Merv Orr, who years ago ran one of the better truck-driver training schools in Ontario-back when there weren’t many good ones-used to say there were only three requirements for being a safe, competent transport driver: experience, experience, and experience. Merv was right, but he knew that everybody has to start somewhere, and so he tried to give neophyte truckers the best possible training.

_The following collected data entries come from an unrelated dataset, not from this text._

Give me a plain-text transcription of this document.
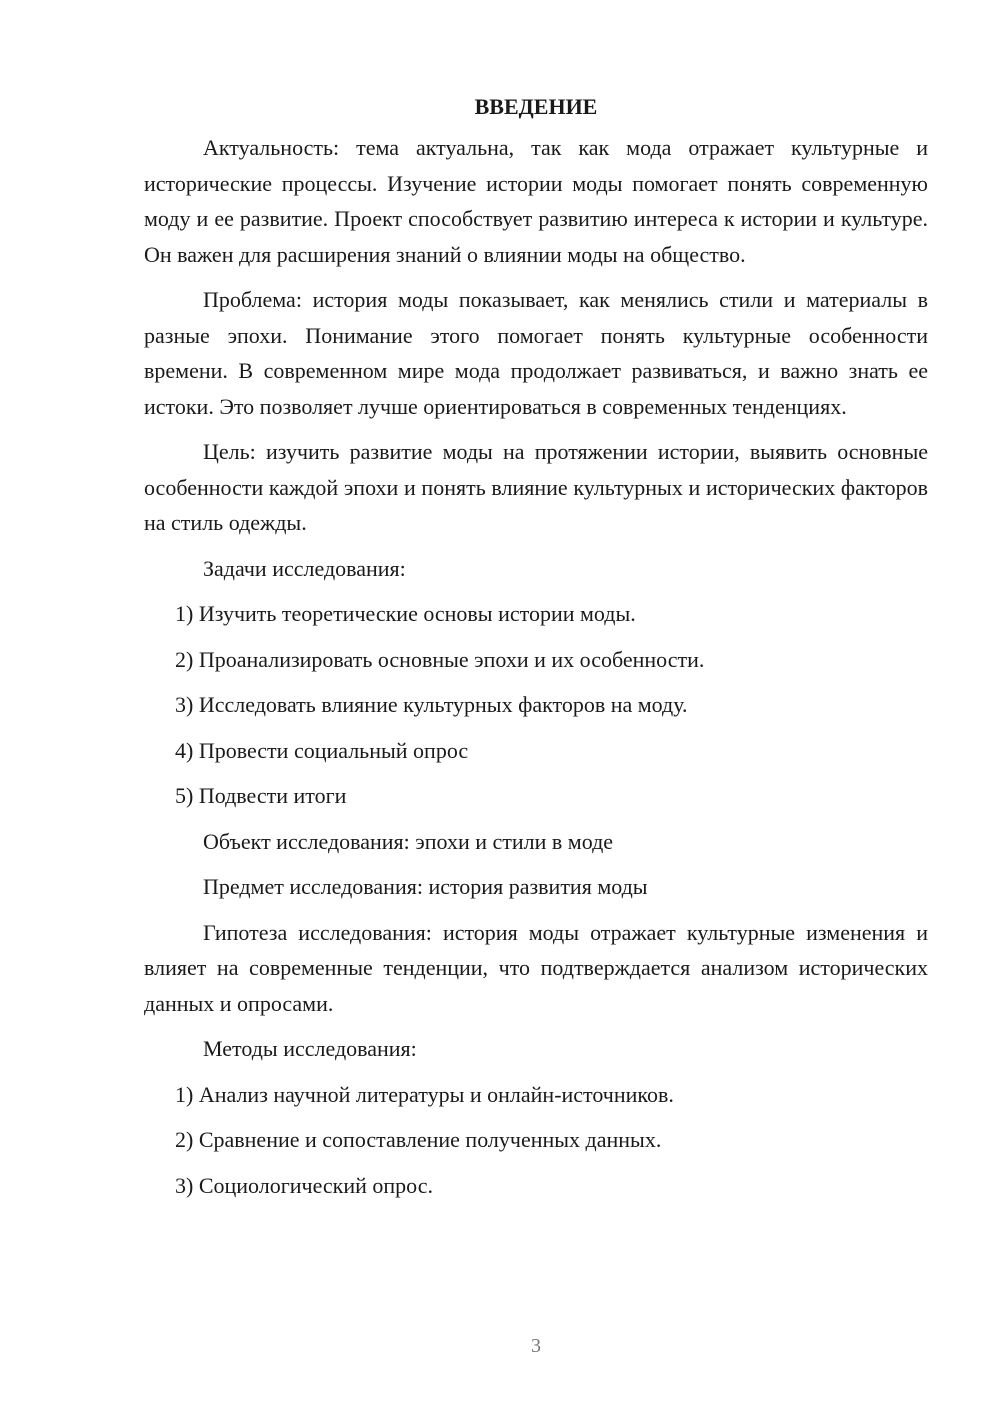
ВВЕДЕНИЕ

Актуальность: тема актуальна, так как мода отражает культурные и исторические процессы. Изучение истории моды помогает понять современную моду и ее развитие. Проект способствует развитию интереса к истории и культуре. Он важен для расширения знаний о влиянии моды на общество.

Проблема: история моды показывает, как менялись стили и материалы в разные эпохи. Понимание этого помогает понять культурные особенности времени. В современном мире мода продолжает развиваться, и важно знать ее истоки. Это позволяет лучше ориентироваться в современных тенденциях.

Цель: изучить развитие моды на протяжении истории, выявить основные особенности каждой эпохи и понять влияние культурных и исторических факторов на стиль одежды.

Задачи исследования:
1) Изучить теоретические основы истории моды.
2) Проанализировать основные эпохи и их особенности.
3) Исследовать влияние культурных факторов на моду.
4) Провести социальный опрос
5) Подвести итоги
Объект исследования: эпохи и стили в моде
Предмет исследования: история развития моды

Гипотеза исследования: история моды отражает культурные изменения и влияет на современные тенденции, что подтверждается анализом исторических данных и опросами.

Методы исследования:
1) Анализ научной литературы и онлайн-источников.
2) Сравнение и сопоставление полученных данных.
3) Социологический опрос.
3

The longer I stick with this industry, the more I realize the real wisdom in Merv’s words. History and experience are basically impossible to transfer because, of course, “You had to be there.” Because of the massive responsibility our industry carries by using public highways to move our loads, there’s always been a lot of attention paid to regulations and driver and mechanic training. It helps keep people alive out on the highway. Many years ago, some folks in the States developed the basis of our current driver file, and the more you work with it, the more a smart fleet operator should appreciate it.

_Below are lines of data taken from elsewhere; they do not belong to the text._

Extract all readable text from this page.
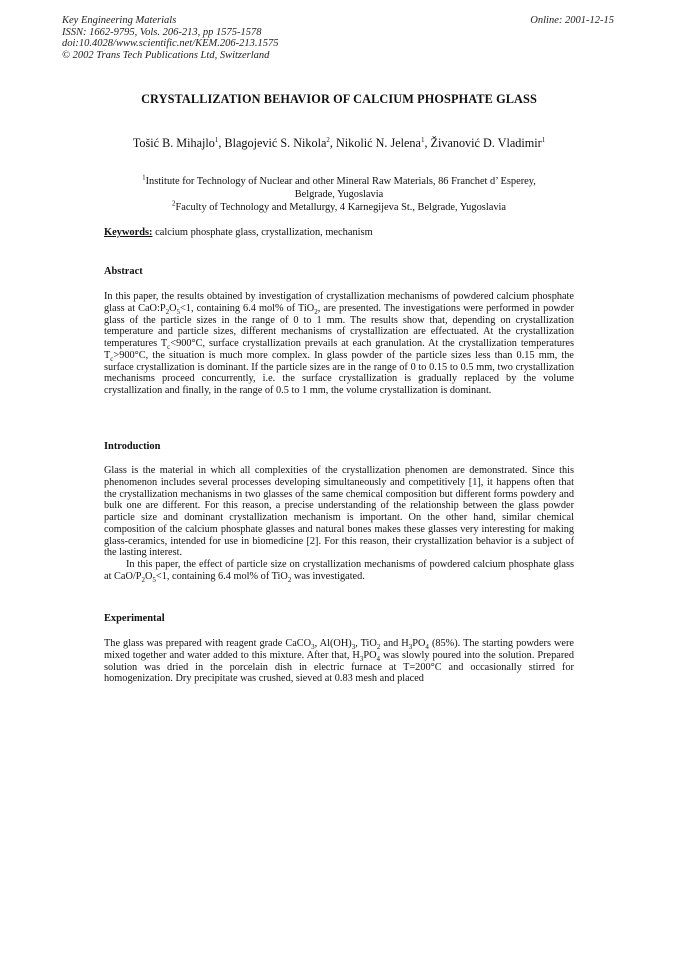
Key Engineering Materials
ISSN: 1662-9795, Vols. 206-213, pp 1575-1578
doi:10.4028/www.scientific.net/KEM.206-213.1575
© 2002 Trans Tech Publications Ltd, Switzerland
Online: 2001-12-15
CRYSTALLIZATION BEHAVIOR OF CALCIUM PHOSPHATE GLASS
Tošić B. Mihajlo$^1$, Blagojević S. Nikola$^2$, Nikolić N. Jelena$^1$, Živanović D. Vladimir$^1$
$^1$Institute for Technology of Nuclear and other Mineral Raw Materials, 86 Franchet d’ Esperey,
Belgrade, Yugoslavia
$^2$Faculty of Technology and Metallurgy, 4 Karnegijeva St., Belgrade, Yugoslavia
Keywords: calcium phosphate glass, crystallization, mechanism
Abstract

In this paper, the results obtained by investigation of crystallization mechanisms of powdered calcium phosphate glass at $CaO:P_2O_5<1$, containing 6.4 mol% of TiO$_2$, are presented. The investigations were performed in powder glass of the particle sizes in the range of 0 to 1 mm. The results show that, depending on crystallization temperature and particle sizes, different mechanisms of crystallization are effectuated. At the crystallization temperatures $T_c<900^\circ C$, surface crystallization prevails at each granulation. At the crystallization temperatures $T_c>900^\circ C$, the situation is much more complex. In glass powder of the particle sizes less than 0.15 mm, the surface crystallization is dominant. If the particle sizes are in the range of 0 to 0.15 to 0.5 mm, two crystallization mechanisms proceed concurrently, i.e. the surface crystallization is gradually replaced by the volume crystallization and finally, in the range of 0.5 to 1 mm, the volume crystallization is dominant.

Introduction
Glass is the material in which all complexities of the crystallization phenomen are demonstrated. Since this phenomenon includes several processes developing simultaneously and competitively [1], it happens often that the crystallization mechanisms in two glasses of the same chemical composition but different forms powdery and bulk one are different. For this reason, a precise understanding of the relationship between the glass powder particle size and dominant crystallization mechanism is important. On the other hand, similar chemical composition of the calcium phosphate glasses and natural bones makes these glasses very interesting for making glass-ceramics, intended for use in biomedicine [2]. For this reason, their crystallization behavior is a subject of the lasting interest.
In this paper, the effect of particle size on crystallization mechanisms of powdered calcium phosphate glass at CaO/$P_2O_5<1$, containing 6.4 mol% of TiO$_2$ was investigated.
Experimental

The glass was prepared with reagent grade CaCO$_3$, $Al(OH)_3$, TiO$_2$ and $H_3PO_4$ (85%). The starting powders were mixed together and water added to this mixture. After that, $H_3PO_4$ was slowly poured into the solution. Prepared solution was dried in the porcelain dish in electric furnace at T=200°C and occasionally stirred for homogenization. Dry precipitate was crushed, sieved at 0.83 mesh and placed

I guess only the airlines have access to the same “traceability” of vehicle operators that we have in a standard file: background, training, safety performance. Maybe 30 years ago, a fleet owner mostly had drivers he’d known all his life, and, when he needed another, good old Joe knew Bill was a good man, and there you had your next driver. It’s a very different world today.

You can spot your next major accident in your driver file. You can also detect your next bad-attitude headache, and your next unhappy-customer problem there, too. After you’ve studied a few thousand files, a driver’s personality, skill set, and attitude just jump right out at you as you read one.

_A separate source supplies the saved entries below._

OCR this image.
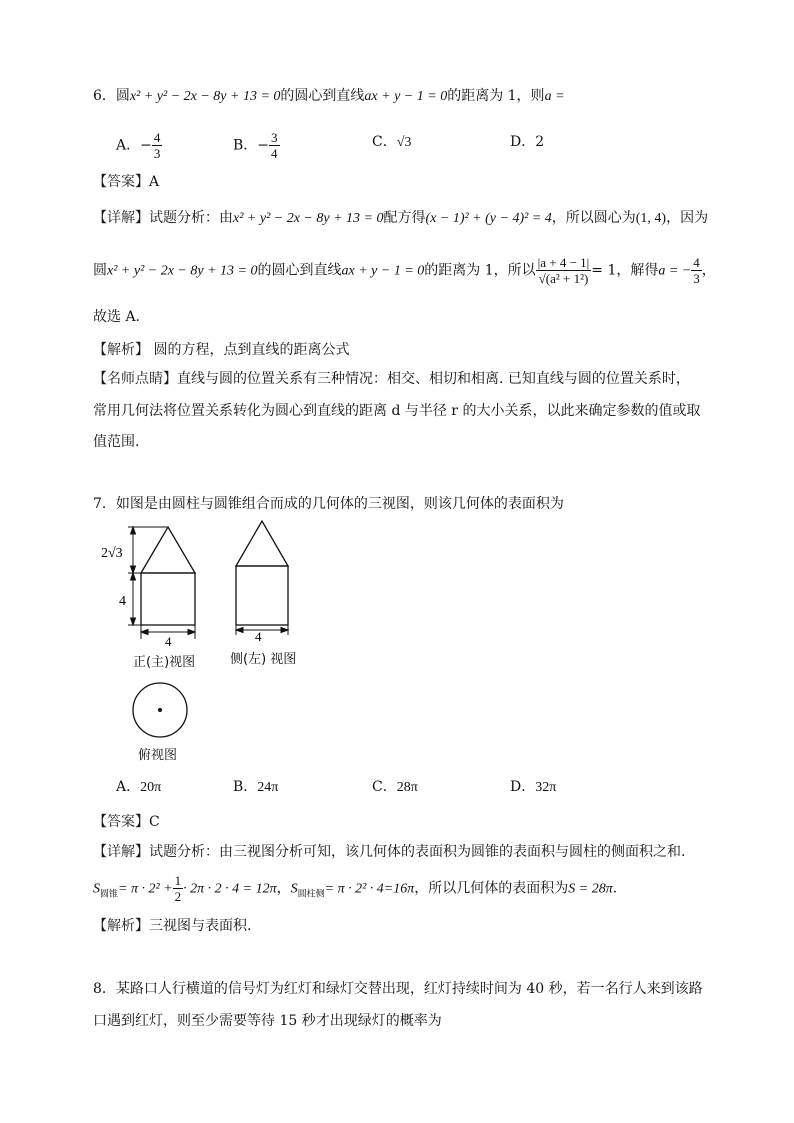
6．圆x² + y² − 2x − 8y + 13 = 0的圆心到直线ax + y − 1 = 0的距离为 1，则a =
A．− $\frac{4}{3}$	B．− $\frac{3}{4}$	C．√3	D．2
【答案】A
【详解】试题分析：由x² + y² − 2x − 8y + 13 = 0配方得(x − 1)² + (y − 4)² = 4，所以圆心为(1, 4)，因为
圆x² + y² − 2x − 8y + 13 = 0的圆心到直线ax + y − 1 = 0的距离为 1，所以 $\frac{|a + 4 - 1|}{\text{√(a² + 1²)}} = 1$，解得a = − $\frac{4}{3}$ ，
故选 A.
【解析】 圆的方程，点到直线的距离公式
【名师点睛】直线与圆的位置关系有三种情况：相交、相切和相离. 已知直线与圆的位置关系时，
常用几何法将位置关系转化为圆心到直线的距离 d 与半径 r 的大小关系，以此来确定参数的值或取
值范围.
7．如图是由圆柱与圆锥组合而成的几何体的三视图，则该几何体的表面积为
2√3
4
4	4
正(主)视图	侧(左) 视图
俯视图
A．20π	B．24π	C．28π	D．32π
【答案】C
【详解】试题分析：由三视图分析可知，该几何体的表面积为圆锥的表面积与圆柱的侧面积之和.
$S_{圆锥}= \pi \cdot 2^2 + \frac{1}{2} \cdot 2\pi \cdot 2 \cdot 4 = 12\pi$，$S_{圆柱侧}= \pi \cdot 2^2 \cdot 4=16\pi$，所以几何体的表面积为S = 28π.
【解析】三视图与表面积.
8．某路口人行横道的信号灯为红灯和绿灯交替出现，红灯持续时间为 40 秒，若一名行人来到该路
口遇到红灯，则至少需要等待 15 秒才出现绿灯的概率为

Years ago, I had a problem with a respected, third-generation family fleet that had suddenly begun to run over everything on the highway. I spent four 12-hour days reviewing every document in more than 200 driver files (you can properly review maybe six files an hour). I picked out 40 drivers who just didn’t seem to fit.

We sent every one for driving and personality testing at a major driving school: 20 were rejected outright, 10 were deemed acceptable after some retraining, and 10 passed as OK.

One of the rejected drivers had been on the highway for 20 years, with a pin-to-pin operation, and had never coupled a trailer, never fuelled a truck, and couldn’t be taught a damn thing. It turned out that this fleet’s new safety and compliance manager (years of experience and a dozen certificates on the wall) was simply too lazy to do it right on new-hires, and created a monster with the driver staff in just eight months.

There are other quirks you have to watch out for when you create driver files today:

o If you’re using independent contractors, don’t give them a standard “worker” employee application. Any reference to such a person as an employee can come back to haunt you.

o Make sure you have a solid and provable three-year insurance history of any applicant (your own insurance company is required by law to have this information).

o Reference checks are vital. You can get a ton of information even in ones that skirt around the hard questions. That alone should tell you something.

(Call my office and we can fax you a sample of a “probably” adequate, safe application to use with owner-operators. I’m not a lawyer, so cannot give any legal advice.)

o Driver abstracts tell a bunch. Just review the past three years. People mature, attitudes change, and a guy who was an animal four years ago may well have seen the light.

o A driver with one speeding ticket in the past three years is 1.6 times more likely to have an accident than a “clean” driver. Two tickets in the period means 2.3 times greater accident risk, and three means a 3.6 times greater likelihood of bending some metal-and neither you nor your insurance company can afford the risk. That driver with three strikes has just tagged himself out.

Finally, from a fleet standpoint, a review of insurance-company loss reports will tell you the whole story on hiring practices, driver-training effectiveness, and management knowledge. In Ontario, that, combined with checking the CVOR (Commercial Vehicle Operator Record), will let anyone perform a complete fleet-management analysis.

As the tried and true saying goes: knowledge is power. Make yourself strong.